Et les dernières annonces du gouvernement ne vont pas tendre à « stabiliser la demande » :

Que ce soit les projets de « relocalisation » de la production de semi-conducteurs à Grenobles où les conflits d’usage de l’eau sont déjà présent.

Ou bien encore la récente annonce de Microsoft d’investir 4 Milliard en France pour le déploiement de méga data center, tout tend vers une explosion de la consommation en eau douce du numérique chez nous.

Mais pas de stress à avoir, nous pourrons continuer à utiliser l’IA même si nos agriculteurs eux, ne pourront plus irriguer leur culture. En effet, pour préparer au mieux l’arrivé des infrastructures de ce GAFAM en France, le gouvernement travaille sur un projet de loi actuellement qui permettra (voir article 15) au projet de méga data center d’être qualifié « de projet industriel de projet d’intérêt national majeur pour la transition écologique ou la souveraineté nationale ». Les implications de ce qualificatif sont encore floues, mais ils devraient sans doute faciliter les dérogations préfectorales lors des périodes de sécheresses.

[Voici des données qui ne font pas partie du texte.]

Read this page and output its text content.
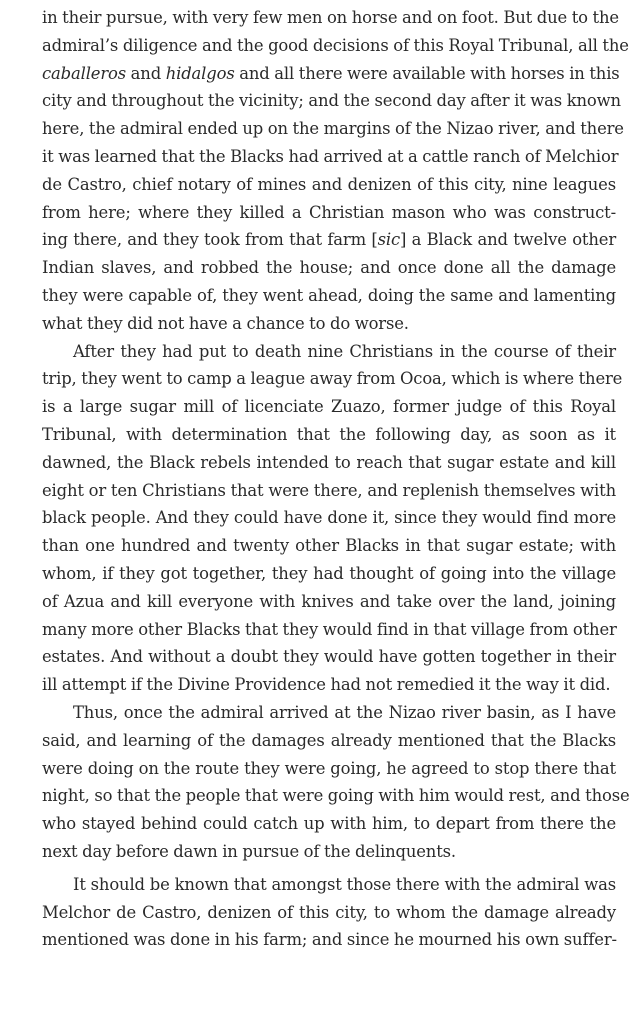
in their pursue, with very few men on horse and on foot. But due to the
admiral’s diligence and the good decisions of this Royal Tribunal, all the
caballeros and hidalgos and all there were available with horses in this
city and throughout the vicinity; and the second day after it was known
here, the admiral ended up on the margins of the Nizao river, and there
it was learned that the Blacks had arrived at a cattle ranch of Melchior
de Castro, chief notary of mines and denizen of this city, nine leagues
from here; where they killed a Christian mason who was construct-
ing there, and they took from that farm [sic] a Black and twelve other
Indian slaves, and robbed the house; and once done all the damage
they were capable of, they went ahead, doing the same and lamenting
what they did not have a chance to do worse.
After they had put to death nine Christians in the course of their
trip, they went to camp a league away from Ocoa, which is where there
is a large sugar mill of licenciate Zuazo, former judge of this Royal
Tribunal, with determination that the following day, as soon as it
dawned, the Black rebels intended to reach that sugar estate and kill
eight or ten Christians that were there, and replenish themselves with
black people. And they could have done it, since they would find more
than one hundred and twenty other Blacks in that sugar estate; with
whom, if they got together, they had thought of going into the village
of Azua and kill everyone with knives and take over the land, joining
many more other Blacks that they would find in that village from other
estates. And without a doubt they would have gotten together in their
ill attempt if the Divine Providence had not remedied it the way it did.
Thus, once the admiral arrived at the Nizao river basin, as I have
said, and learning of the damages already mentioned that the Blacks
were doing on the route they were going, he agreed to stop there that
night, so that the people that were going with him would rest, and those
who stayed behind could catch up with him, to depart from there the
next day before dawn in pursue of the delinquents.
It should be known that amongst those there with the admiral was
Melchor de Castro, denizen of this city, to whom the damage already
mentioned was done in his farm; and since he mourned his own suffer-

3 L’IA s’inscrit à l’extrême inverse du récit de sobriété que nous devons co-construire et rendre souhaitable.

Il est primordial pour nos structures coopératives de développer un contre récit à cette fuite en avant technophile. Nous devons, en tant que mouvement coopératif, incarner une vision alternative de l’avenir autant dans nos offres que dans nos pratiques.

La sobriété va s’imposer à nous d’ici quelques années, autant s’engager avec joie et enthousiasme dans sa direction et tenter de la rendre souhaitable.

L’ADEME a proposé plusieurs scénario pour atteindre la neutralité carbone en 2050.

Le monde coopératif devrait choisir entre les deux premiers : « génération frugale » ou « coopération territoriale » et ne pas succomber aux sirènes du scénario 4 « pari réparateur » dans lequel nous plonge la start-up nation et Macron, son fer de lance.

Pour toutes ces raisons, il nous semble évident chez Commown que nous ne pouvons pas cautionner l’utilisation et le déploiement d’IA au sein de notre coopérative.